THE EDITOR, Sir:
I note the letter by Mr Devon Sewell, 'JFJ's reaction disturbing', published in The Gleaner on Tuesday, January 29, 2013, and would wish to respond.
The first of the rights listed in the Charter of Rights in the Jamaican Constitution is in Section (3)(a) and reads as follows: "The right to life, liberty and security of the person and the right not to be deprived thereof except in the execution of the sentence of a court in respect of a criminal offence of which the person has been convicted."
Where the State, through the actions of one of its agents, is responsible for the taking of the life of a person in Jamaica other than in the circumstances described in Section (3)(a), it is the State which must give account for the circumstances of that death.
Devon Sewell starts from a flawed premise in his letter. It is not JFJ's duty to give "evidence to validate the innocence of these alleged victims". It is not JFJ's duty to do "some sort of background check on any of the victims to verify whether or not they were model citizens - or of questionable character". It is not JFJ's duty to collect and provide "forensic findings" in the death of people killed by the police. The duty for investigation into the circumstances of every person killed by the police is the duty of the State.
Unfortunately, the systems the Jamaican State has put in place for the investigation of killings by the police over many decades have been seriously limited in their ability to conduct thorough investigations. The accountability mechanisms have been seriously limited in their ability either to credibly clear policemen who have acted justifiably, or to successfully convict those who have acted outside the law.

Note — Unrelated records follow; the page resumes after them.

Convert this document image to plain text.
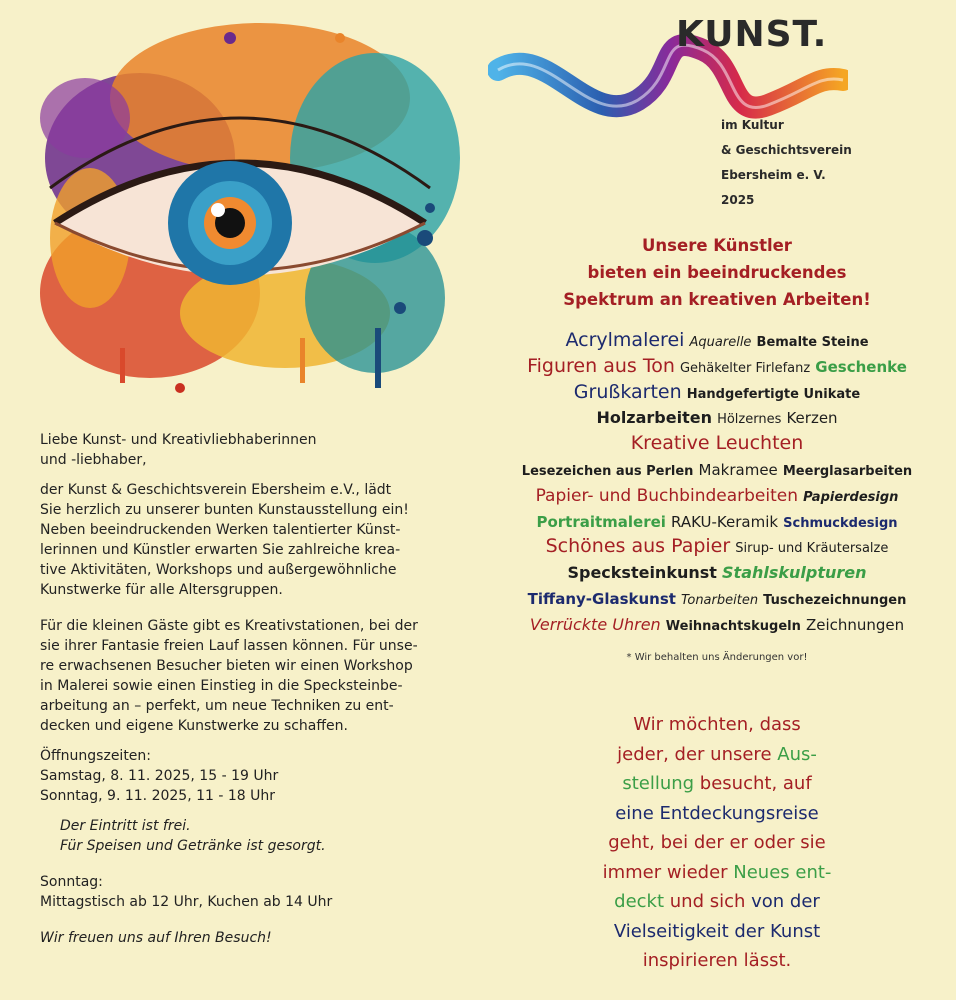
Liebe Kunst- und Kreativliebhaberinnen
und -liebhaber,

der Kunst & Geschichtsverein Ebersheim e.V., lädt
Sie herzlich zu unserer bunten Kunstausstellung ein!
Neben beeindruckenden Werken talentierter Künst-
lerinnen und Künstler erwarten Sie zahlreiche krea-
tive Aktivitäten, Workshops und außergewöhnliche
Kunstwerke für alle Altersgruppen.

Für die kleinen Gäste gibt es Kreativstationen, bei der
sie ihrer Fantasie freien Lauf lassen können. Für unse-
re erwachsenen Besucher bieten wir einen Workshop
in Malerei sowie einen Einstieg in die Specksteinbe-
arbeitung an – perfekt, um neue Techniken zu ent-
decken und eigene Kunstwerke zu schaffen.

Öffnungszeiten:
Samstag, 8. 11. 2025, 15 - 19 Uhr
Sonntag, 9. 11. 2025, 11 - 18 Uhr

Der Eintritt ist frei.
Für Speisen und Getränke ist gesorgt.

Sonntag:
Mittagstisch ab 12 Uhr, Kuchen ab 14 Uhr

Wir freuen uns auf Ihren Besuch!

KUNST.
im Kultur
& Geschichtsverein
Ebersheim e. V.
2025
Unsere Künstler
bieten ein beeindruckendes
Spektrum an kreativen Arbeiten!
Acrylmalerei Aquarelle Bemalte Steine
Figuren aus Ton Gehäkelter Firlefanz Geschenke
Grußkarten Handgefertigte Unikate
Holzarbeiten Hölzernes Kerzen
Kreative Leuchten
Lesezeichen aus Perlen Makramee Meerglasarbeiten
Papier- und Buchbindearbeiten Papierdesign
Portraitmalerei RAKU-Keramik Schmuckdesign
Schönes aus Papier Sirup- und Kräutersalze
Specksteinkunst Stahlskulpturen
Tiffany-Glaskunst Tonarbeiten Tuschezeichnungen
Verrückte Uhren Weihnachtskugeln Zeichnungen
* Wir behalten uns Änderungen vor!
Wir möchten, dass
jeder, der unsere Aus-
stellung besucht, auf
eine Entdeckungsreise
geht, bei der er oder sie
immer wieder Neues ent-
deckt und sich von der
Vielseitigkeit der Kunst
inspirieren lässt.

It is our hope that INDECOM will be given the resources needed to carry out its mandate, and that it will be seen to be providing investigations which help to credibly clear those who have acted justifiably and to hold accountable those who have not acted justifiably.
We need to remember that it is not those who have been killed or their families who are required to prove the innocence of the person who has been killed. It is the duty of the State to show that its agents acted within the law.